Oui. Nous étions en phase d’exploration. Nous ne disposions pas de machines ou d’équipements électroniques, et pourtant ça marchait ! Il nous fallait utiliser nos mains et nos cerveaux pour inventer et chercher. Il nous fallait explorer. Personnellement, je trépignais toujours avant de m’y mettre et de créer. Aujourd’hui, nous sommes plus gros ; il y a des procédures à respecter ; le développement d’une pièce prend donc plus de temps. Nous avons aussi des ordinateurs, l’impression 3D et une foule d’autres choses qui aident à concevoir une montre. Mais je m’estime chanceux, car j’ai beaucoup appris. Et si, aujourd’hui, je continue d’apprendre, mon rôle consiste davantage à transmettre mon savoir.

Quelle est votre plus grande fierté ?

Il y a tant de choses ! Je tire une profonde satisfaction de ce grand atelier où je peux faire confiance à chacun. C’est bien simple, les personnes qui m’ont rejoint au cours des sept premières années qui ont suivi la création de cet atelier sont encore là aujourd’hui ! C’est comme une famille. Et si nous travaillons ensemble, nous faisons aussi de la randonnée ensemble, nous discutons… L’atmosphère est amicale. Pour moi, c’est formidable. Ils se disent tous inquiets à l’idée que je prenne ma retraite dans deux ans. Quelle sera la vie de cet atelier sans moi ? Cette appréhension me conforte dans l’idée d’un certain accomplissement personnel. Mais je partirai sans la moindre inquiétude, car j’ai constitué une excellente équipe !

Jaeger-LeCoultre Reverso Tribute Gyrotourbillon
Jaeger-LeCoultre Reverso Tribute Gyrotourbillon
Et une montre dont vous seriez particulièrement fier ?

Pour moi, c’est la Duomètre à Sphérotourbillon. Un projet que j’ai mené de A à Z. Même si le tourbillon existait déjà, trouver le moyen de le placer de côté sur un plan incliné a demandé beaucoup de réflexion, de recherche et d’innovation.
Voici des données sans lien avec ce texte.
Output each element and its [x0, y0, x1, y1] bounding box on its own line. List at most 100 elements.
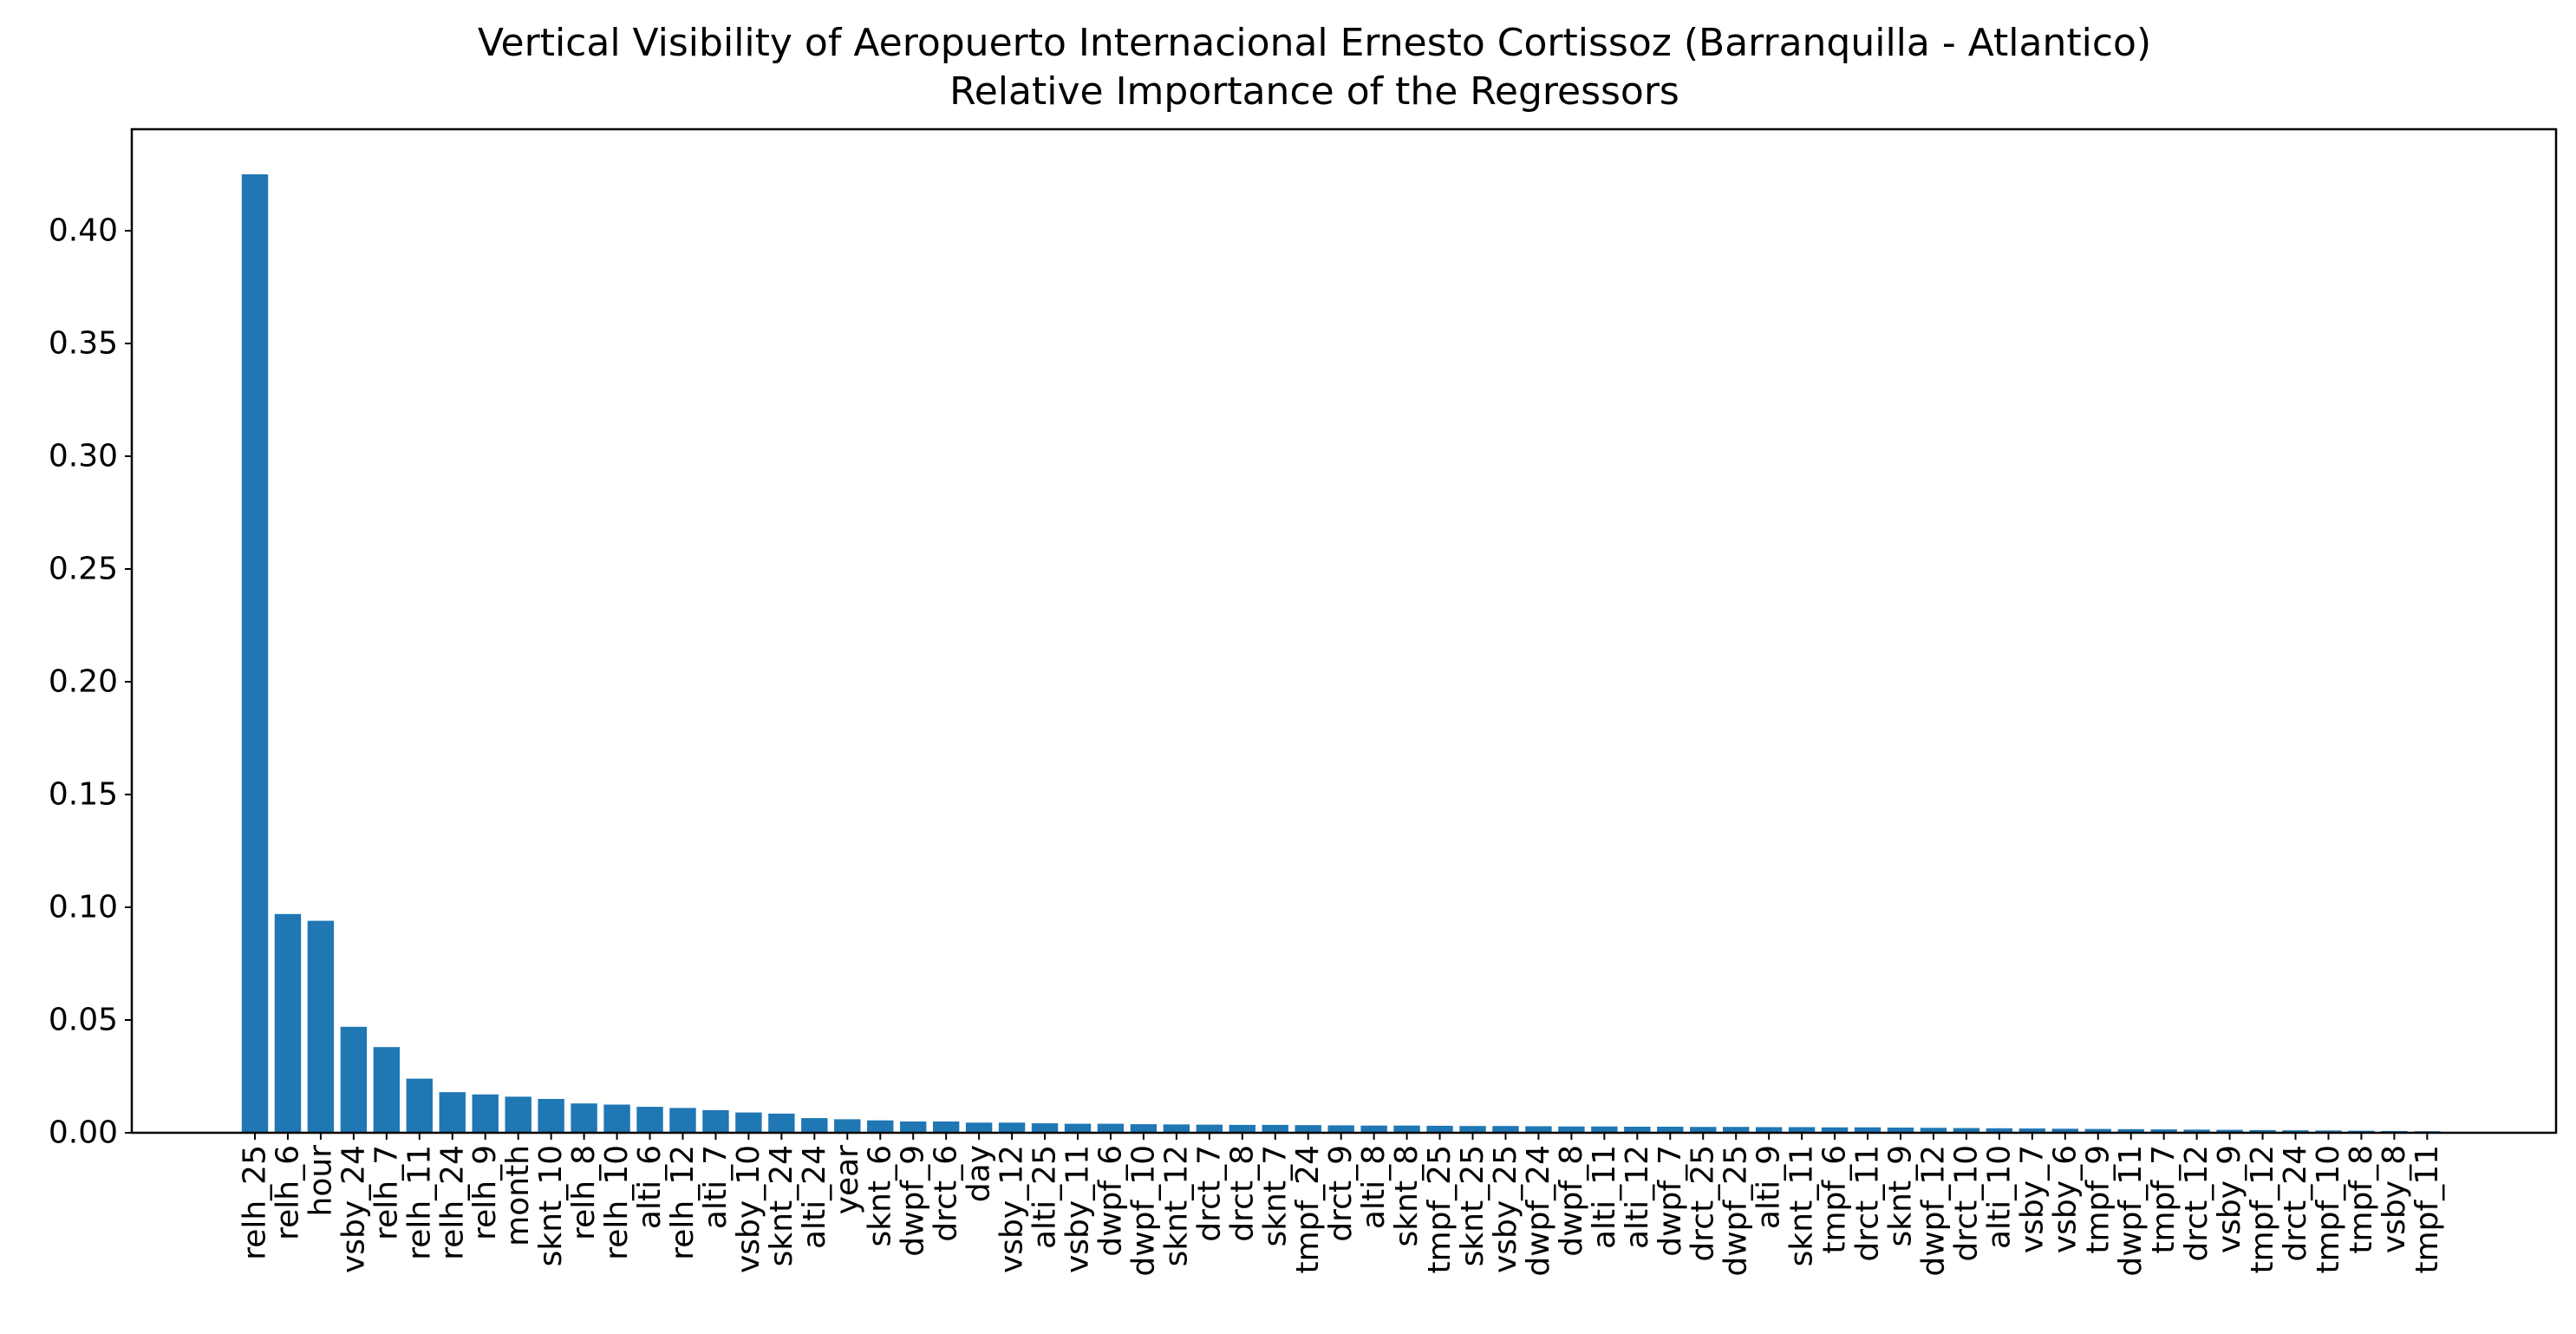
y-tick-label: 0.20 — [49, 664, 118, 700]
bar-dwpf_9 — [900, 1121, 927, 1133]
x-tick-label: tmpf_7 — [2146, 1145, 2181, 1254]
x-tick-label: drct_8 — [1224, 1145, 1260, 1242]
x-tick-label: dwpf_25 — [1718, 1145, 1754, 1277]
x-tick-label: dwpf_10 — [1125, 1145, 1161, 1277]
x-tick-label: vsby_6 — [2047, 1145, 2083, 1253]
x-tick-label: tmpf_12 — [2245, 1145, 2280, 1274]
x-tick-label: day — [962, 1145, 997, 1202]
x-tick-label: relh_25 — [238, 1145, 273, 1260]
x-tick-label: sknt_7 — [1257, 1145, 1293, 1246]
x-tick-label: alti_7 — [698, 1145, 734, 1229]
bar-year — [834, 1119, 861, 1133]
x-tick-label: vsby_7 — [2014, 1145, 2050, 1253]
x-tick-label: drct_25 — [1686, 1145, 1721, 1262]
bar-dwpf_25 — [1723, 1127, 1750, 1133]
bar-drct_12 — [2183, 1129, 2210, 1133]
x-tick-label: vsby_11 — [1060, 1145, 1096, 1273]
bar-sknt_9 — [1887, 1128, 1914, 1133]
x-tick-label: month — [500, 1145, 536, 1246]
bar-tmpf_24 — [1295, 1125, 1321, 1133]
bar-drct_25 — [1690, 1127, 1717, 1133]
x-tick-label: hour — [303, 1145, 338, 1217]
bar-relh_12 — [669, 1108, 696, 1133]
x-tick-label: vsby_8 — [2377, 1145, 2412, 1253]
bar-relh_10 — [603, 1104, 630, 1133]
bar-tmpf_9 — [2084, 1128, 2111, 1133]
bar-dwpf_12 — [1920, 1128, 1947, 1133]
x-tick-label: dwpf_11 — [2113, 1145, 2149, 1277]
x-tick-label: tmpf_8 — [2344, 1145, 2379, 1254]
x-tick-label: dwpf_8 — [1554, 1145, 1589, 1257]
x-tick-label: year — [830, 1145, 865, 1215]
bar-sknt_10 — [538, 1099, 564, 1133]
x-tick-label: alti_9 — [1751, 1145, 1787, 1229]
plot-frame — [130, 128, 2558, 1135]
bar-tmpf_25 — [1426, 1125, 1453, 1133]
bar-drct_6 — [932, 1121, 960, 1133]
bar-relh_24 — [439, 1092, 466, 1133]
bar-tmpf_7 — [2150, 1129, 2177, 1133]
bar-vsby_12 — [998, 1122, 1026, 1133]
x-tick-label: relh_12 — [665, 1145, 701, 1260]
x-tick-label: dwpf_9 — [896, 1145, 931, 1257]
x-tick-label: alti_11 — [1587, 1145, 1622, 1249]
x-tick-label: drct_10 — [1948, 1145, 1984, 1262]
bar-sknt_7 — [1262, 1124, 1288, 1133]
bar-dwpf_24 — [1525, 1126, 1552, 1133]
bar-alti_7 — [702, 1110, 729, 1133]
bar-drct_24 — [2282, 1130, 2309, 1133]
bar-alti_10 — [1986, 1128, 2013, 1133]
bar-vsby_11 — [1064, 1123, 1092, 1133]
y-tick-label: 0.35 — [49, 326, 118, 362]
x-tick-label: relh_24 — [434, 1145, 470, 1260]
x-tick-label: alti_6 — [632, 1145, 668, 1229]
bar-relh_8 — [571, 1103, 597, 1133]
y-tick-label: 0.00 — [49, 1115, 118, 1151]
chart-title: Vertical Visibility of Aeropuerto Intern… — [478, 21, 2151, 65]
x-tick-label: alti_25 — [1027, 1145, 1063, 1249]
bar-drct_10 — [1953, 1128, 1980, 1133]
bar-alti_12 — [1624, 1126, 1651, 1133]
bar-sknt_8 — [1393, 1125, 1420, 1133]
x-tick-label: relh_6 — [270, 1145, 305, 1240]
y-tick-label: 0.30 — [49, 439, 118, 474]
bars-group — [241, 174, 2441, 1133]
y-axis: 0.00 0.05 0.10 0.15 0.20 0.25 0.30 0.35 0.40 — [49, 213, 132, 1151]
bar-sknt_12 — [1163, 1124, 1190, 1133]
bar-dwpf_11 — [2117, 1128, 2144, 1133]
bar-vsby_7 — [2018, 1128, 2046, 1133]
bar-sknt_6 — [867, 1120, 894, 1133]
bar-alti_25 — [1031, 1123, 1059, 1133]
x-tick-label: drct_6 — [929, 1145, 964, 1242]
x-tick-label: tmpf_9 — [2080, 1145, 2116, 1254]
bar-alti_6 — [636, 1107, 663, 1133]
bar-month — [505, 1096, 532, 1133]
x-axis: relh_25relh_6hourvsby_24relh_7relh_11rel… — [238, 1133, 2445, 1277]
x-tick-label: alti_24 — [797, 1145, 832, 1249]
x-tick-label: relh_10 — [599, 1145, 635, 1260]
bar-drct_11 — [1854, 1127, 1881, 1133]
y-tick-label: 0.05 — [49, 1003, 118, 1038]
x-tick-label: sknt_6 — [863, 1145, 898, 1246]
y-tick-label: 0.10 — [49, 890, 118, 925]
x-tick-label: relh_7 — [368, 1145, 404, 1240]
x-tick-label: vsby_9 — [2212, 1145, 2247, 1253]
x-tick-label: tmpf_10 — [2311, 1145, 2346, 1274]
x-tick-label: tmpf_24 — [1290, 1145, 1326, 1274]
x-tick-label: dwpf_7 — [1653, 1145, 1688, 1257]
bar-dwpf_6 — [1097, 1123, 1125, 1133]
bar-relh_7 — [373, 1047, 401, 1133]
bar-dwpf_7 — [1657, 1126, 1684, 1133]
x-tick-label: sknt_24 — [764, 1145, 799, 1266]
bar-vsby_6 — [2051, 1128, 2078, 1133]
x-tick-label: tmpf_25 — [1422, 1145, 1458, 1274]
bar-relh_11 — [406, 1078, 433, 1133]
x-tick-label: sknt_12 — [1158, 1145, 1194, 1266]
bar-tmpf_12 — [2249, 1129, 2276, 1133]
bar-vsby_9 — [2216, 1129, 2243, 1133]
y-tick-label: 0.15 — [49, 777, 118, 813]
x-tick-label: drct_24 — [2278, 1145, 2313, 1262]
bar-dwpf_10 — [1130, 1124, 1158, 1133]
bar-tmpf_10 — [2315, 1130, 2342, 1133]
x-tick-label: dwpf_6 — [1092, 1145, 1128, 1257]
Comment envisagez-vous votre retraite ?

Je pense qu’il me sera très difficile de partir. Je suis déjà en pourparlers avec la direction pour éventuellement rester un peu plus longtemps. J’ai une vie de famille bien remplie avec des enfants, mais mon engagement chez Jaeger-LeCoultre est tel que si j’arrête du jour au lendemain, je crains que ce soit trop brutal. Je dois donc trouver le moyen de prolonger ma contribution et de partager encore ma passion. Mais je suis confiant, car même si je prends ma retraite, mon équipe est composée de nombreux talents avec de brillantes idées. Aussi, je ne m’inquiète pas pour l’avenir du département. Je suis fier de mon équipe.

D’autres marques vous inspirent-elles ?

Oui. Dufour. Quand je l’entends parler de son travail, c’est fascinant. Et je suis impressionné par les « petits » horlogers indépendants, car en raison de leur taille tout le monde est impliqué dans la réalisation des nouveaux modèles. C’est une formidable façon de travailler et d’inventer. Quand un petit horloger peut prétendre avoir conçu et réalisé une pièce à partir de rien, c’est un sentiment unique ! Un sentiment qui fait écho à ma propre expérience.